Making economies cleaner and more productive
Technological innovations can bolster developing countries’ role in greening global value chains as well as diversifying and moving towards more sustainable economic sectors – provided enabling policies and collaborations are in place.
For example, successful models to speed up the development of renewable energy technology have been institutional in nature, with countries using new environmental laws to encourage public-private sector cooperation on green transitions.
In China, the 2006 renewable energy law fostered the creation of the country’s biomass industry.
Egypt’s 2014 renewable energy law has enabled the private sector to partner with the government to produce electricity from renewables.
Another example in energy production is the global green hydrogen economy.
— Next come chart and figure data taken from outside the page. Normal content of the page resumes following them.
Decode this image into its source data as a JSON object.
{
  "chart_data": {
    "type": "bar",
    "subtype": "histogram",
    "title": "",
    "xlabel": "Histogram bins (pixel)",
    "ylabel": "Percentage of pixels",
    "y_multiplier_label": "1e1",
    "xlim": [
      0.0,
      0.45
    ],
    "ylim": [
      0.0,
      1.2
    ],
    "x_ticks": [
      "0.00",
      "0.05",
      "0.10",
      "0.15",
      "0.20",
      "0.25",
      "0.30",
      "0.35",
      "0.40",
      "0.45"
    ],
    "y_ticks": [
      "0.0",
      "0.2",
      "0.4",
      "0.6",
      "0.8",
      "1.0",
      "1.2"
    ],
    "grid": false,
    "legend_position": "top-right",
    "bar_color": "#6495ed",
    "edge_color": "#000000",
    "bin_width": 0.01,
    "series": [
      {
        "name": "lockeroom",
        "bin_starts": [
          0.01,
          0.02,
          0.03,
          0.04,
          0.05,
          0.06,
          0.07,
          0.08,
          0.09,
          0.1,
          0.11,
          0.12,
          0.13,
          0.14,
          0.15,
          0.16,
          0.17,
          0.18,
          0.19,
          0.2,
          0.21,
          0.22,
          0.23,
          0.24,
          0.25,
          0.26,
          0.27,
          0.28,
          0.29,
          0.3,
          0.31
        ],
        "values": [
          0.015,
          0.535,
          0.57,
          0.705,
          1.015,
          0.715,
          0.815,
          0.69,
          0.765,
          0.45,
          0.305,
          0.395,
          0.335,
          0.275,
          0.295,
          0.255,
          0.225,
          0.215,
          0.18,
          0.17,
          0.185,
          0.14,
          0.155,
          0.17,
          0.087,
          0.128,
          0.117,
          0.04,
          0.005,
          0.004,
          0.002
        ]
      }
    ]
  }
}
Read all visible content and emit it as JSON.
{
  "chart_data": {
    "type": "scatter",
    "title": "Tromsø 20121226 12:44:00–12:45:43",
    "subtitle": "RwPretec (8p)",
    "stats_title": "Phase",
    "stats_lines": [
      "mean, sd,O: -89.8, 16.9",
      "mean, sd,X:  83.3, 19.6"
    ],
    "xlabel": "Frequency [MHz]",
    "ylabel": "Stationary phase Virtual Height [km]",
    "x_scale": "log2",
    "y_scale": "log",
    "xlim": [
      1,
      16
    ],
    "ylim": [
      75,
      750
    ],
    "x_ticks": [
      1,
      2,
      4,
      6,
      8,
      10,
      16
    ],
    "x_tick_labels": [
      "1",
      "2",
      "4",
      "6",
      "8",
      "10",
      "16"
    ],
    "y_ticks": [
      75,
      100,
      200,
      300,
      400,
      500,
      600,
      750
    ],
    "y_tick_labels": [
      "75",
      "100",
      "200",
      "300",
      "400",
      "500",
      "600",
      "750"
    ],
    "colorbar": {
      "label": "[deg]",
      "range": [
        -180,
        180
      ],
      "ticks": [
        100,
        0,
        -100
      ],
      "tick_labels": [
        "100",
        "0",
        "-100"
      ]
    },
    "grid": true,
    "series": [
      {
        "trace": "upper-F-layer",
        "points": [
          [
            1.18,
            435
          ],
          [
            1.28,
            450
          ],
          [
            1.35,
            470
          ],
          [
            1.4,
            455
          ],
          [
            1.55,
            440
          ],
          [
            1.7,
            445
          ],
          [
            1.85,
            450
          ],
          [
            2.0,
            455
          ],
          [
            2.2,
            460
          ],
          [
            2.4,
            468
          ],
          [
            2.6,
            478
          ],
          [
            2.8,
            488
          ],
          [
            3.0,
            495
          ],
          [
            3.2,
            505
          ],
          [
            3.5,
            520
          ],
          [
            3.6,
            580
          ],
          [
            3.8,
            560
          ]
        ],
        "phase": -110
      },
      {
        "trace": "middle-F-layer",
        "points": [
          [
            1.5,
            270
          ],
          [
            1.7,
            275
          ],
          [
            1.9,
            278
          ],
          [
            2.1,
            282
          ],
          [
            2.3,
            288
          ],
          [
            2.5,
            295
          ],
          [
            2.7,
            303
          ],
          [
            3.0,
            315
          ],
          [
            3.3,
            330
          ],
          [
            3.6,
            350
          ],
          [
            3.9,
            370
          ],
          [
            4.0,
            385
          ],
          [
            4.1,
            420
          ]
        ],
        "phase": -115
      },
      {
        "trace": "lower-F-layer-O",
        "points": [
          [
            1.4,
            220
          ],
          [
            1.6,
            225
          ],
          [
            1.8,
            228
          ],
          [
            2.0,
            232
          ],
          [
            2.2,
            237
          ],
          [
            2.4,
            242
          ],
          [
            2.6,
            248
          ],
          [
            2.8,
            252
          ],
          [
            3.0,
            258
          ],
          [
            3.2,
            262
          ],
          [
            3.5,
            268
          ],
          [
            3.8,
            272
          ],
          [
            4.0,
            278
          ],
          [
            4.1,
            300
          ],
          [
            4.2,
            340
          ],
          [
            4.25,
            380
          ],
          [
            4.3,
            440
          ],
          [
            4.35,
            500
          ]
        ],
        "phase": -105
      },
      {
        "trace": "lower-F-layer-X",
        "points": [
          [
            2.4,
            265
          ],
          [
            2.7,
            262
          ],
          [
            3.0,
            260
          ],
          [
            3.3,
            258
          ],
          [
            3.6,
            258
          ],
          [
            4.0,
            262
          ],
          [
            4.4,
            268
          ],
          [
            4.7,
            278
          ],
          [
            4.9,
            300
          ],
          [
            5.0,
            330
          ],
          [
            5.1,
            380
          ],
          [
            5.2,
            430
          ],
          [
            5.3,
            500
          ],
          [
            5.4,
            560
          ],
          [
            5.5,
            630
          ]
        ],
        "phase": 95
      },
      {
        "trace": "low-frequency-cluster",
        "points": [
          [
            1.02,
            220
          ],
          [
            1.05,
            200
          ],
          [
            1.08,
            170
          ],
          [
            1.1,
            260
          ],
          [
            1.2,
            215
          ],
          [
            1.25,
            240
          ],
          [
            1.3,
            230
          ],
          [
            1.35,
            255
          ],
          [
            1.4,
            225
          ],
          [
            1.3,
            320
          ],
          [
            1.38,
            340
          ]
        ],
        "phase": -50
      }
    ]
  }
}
Developing nations such as Chile, Panama and South Africa already have advanced green hydrogen strategies consistent with sustainable development.
With richer countries lacking labour to produce electrolysers, which is key to creating green hydrogen, their developing counterparts have an opportunity to meet future demand in Europe, Japan and South Korea.
Pursuing universal access to water and sanitation
Even today, safe drinking water and sanitation remains a challenge to many vulnerable communities worldwide.
Rapid advances in frontier technologies – including the bioeconomy, artificial intelligence, big data, the Internet of things (IoT) and nanotechnology – all have the water and sanitation sector as a potential primary beneficiary.
These solutions make it possible to reach last-mile populations, as off-grid decentralized solutions become increasingly affordable and can be run and maintained locally with minimal training.
For instance, Swiss Fresh Water has developed a low-cost and low-power desalination system enabling small-scale production of cheap drinking water in developing countries, especially in Africa.
Similarly, UN Women has helped pilot a solar water pumping project – now managed by community members – for drinking and irrigation in Mozambique.
Actions needed to realize ‘green windows of opportunity’
For developing countries to unlock opportunities from STI, the meeting renewed calls to bridge the divide in digital capacity – largely driven by uneven investment in research and development between wealthier and poorer economies.
Meanwhile, international cooperation on innovation will require more equitable partnerships, going beyond traditional donor-recipient relationships.
When planning for technology transfer, it’s important to consider a range of key factors and make such transfer part of a holistic effort to build up broader socioeconomic infrastructure in developing nations.
On policy recommendations, the meeting emphasized cultivating and empowering local innovation ecosystems, notably by including women and marginalized groups in design and project implementation.
It also underscored the need for STI policies that support concrete solutions to advance sustainability and climate resilience.